Basquiat, no entanto, devia um bocado a Warhol. Afinal, aquele senhor estava entre os artistas que haviam legitimado, anos antes, que alguém dedicasse a personagens de desenhos animados o mesmo olhar com que estudava quadros de Leonardo. Certa feita, após um encontro fortuito, Basquiat convenceu Warhol que os dois deveriam trabalhar juntos. Os dois deveriam pintar juntos. E Warhol não pintava havia muito – o trabalho braçal, ele já o delegara aos assistentes na Factory, dedicando-se apenas ao labor conceitual.
Basquiat estava longe de ser um mero assistente nessa dinâmica com Warhol. Os dois pintavam juntos. No mais das vezes, Warhol tomando a tela virgem e fazendo nela uma composição, sobre a qual Basquiat interferia. Assim fizeram dezenas de obras. Quatro delas cá estão, nesta exposição – entre elas, esta peça sem título conhecida por Two Dogs devido a seus simpáticos vira-latinhas.
A parceria Warhol & Basquiat foi duramente recebida pela crítica norte-americana. Foram acusados de oportunismo e chamados de irrelevantes. Era o primeiro revés numa carreira que vinha ascendente para Basquiat. Os dois artistas acabaram se afastando nesse clima de rebordosa e, como Warhol morreria num par de anos, nunca tiveram a oportunidade de retomar o convívio.

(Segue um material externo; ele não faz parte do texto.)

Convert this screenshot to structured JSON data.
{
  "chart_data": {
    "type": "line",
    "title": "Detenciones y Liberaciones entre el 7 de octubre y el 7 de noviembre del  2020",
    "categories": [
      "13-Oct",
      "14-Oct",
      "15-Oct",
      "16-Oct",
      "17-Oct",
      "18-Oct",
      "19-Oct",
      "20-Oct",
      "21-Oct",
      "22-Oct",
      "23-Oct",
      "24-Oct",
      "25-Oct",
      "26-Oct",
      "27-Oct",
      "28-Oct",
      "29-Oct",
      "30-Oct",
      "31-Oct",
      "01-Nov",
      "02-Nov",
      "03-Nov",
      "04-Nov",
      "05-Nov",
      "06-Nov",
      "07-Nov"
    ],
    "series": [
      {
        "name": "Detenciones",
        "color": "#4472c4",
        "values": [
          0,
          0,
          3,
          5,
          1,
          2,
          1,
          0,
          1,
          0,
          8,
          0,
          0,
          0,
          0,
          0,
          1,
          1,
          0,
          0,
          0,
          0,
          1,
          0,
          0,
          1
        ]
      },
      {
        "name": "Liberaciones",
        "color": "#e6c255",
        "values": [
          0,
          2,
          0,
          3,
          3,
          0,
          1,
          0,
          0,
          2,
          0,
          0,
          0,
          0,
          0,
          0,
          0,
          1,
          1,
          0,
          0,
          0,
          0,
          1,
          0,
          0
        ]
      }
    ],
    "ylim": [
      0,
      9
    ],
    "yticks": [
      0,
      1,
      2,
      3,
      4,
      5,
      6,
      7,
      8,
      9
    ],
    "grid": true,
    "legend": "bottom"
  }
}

A ausência de Warhol, acredita Pieter Tjabbes, foi muito sentida por Basquiat. O rapaz tinha lá uns tantos amigos, mas perdera o interlocutor mais velho, alguém que respeitava e que o pudesse chamar a atenção para os excessos químicos que já estavam fazendo sua produção patinar.
Os dois, três últimos anos de carreira de Basquiat, de fato, não foram tão velozes, nem tão prolíficos quanto o primeiro momento. De toda forma, dessa fase, a exposição apresenta uma série de pinturas que, a exemplo de Two Dogs, trabalham mais a cor e dosam aquele frenesi de colagem, aquele caos de informação. Um outro movimento característico desse último Basquiat pode ser percebido nas pinturas gêmeas Black e Jazz (1986), aqui apresentadas como um díptico.
A superfície plana já se mostrara curta para Basquiat, que nela vinha aderindo papéis e outros materiais. Neste par de pinturas sobre painéis de madeira, o artista expande ainda mais seu campo de ação, numa assemblage de volumes que multiplica o número de superfícies que ele pode dispor. Tratando a obra como um mapa mental, a palavra escrita entra como recurso não apenas narrativo mas também expressivo e composicional.
E a música, que servia de trilha-sonora constante no seu ateliê, desta vez ocupou o coração da própria obra. O jazz de Louis Armstrong e de Charlie Parker, dois visionários que, cada um a seu tempo, cada um a seu modo, expandiram os limites da arte que praticavam. Dois raros herois negros em uma América demasiado branca. Assim como Jean-Michel Basquiat.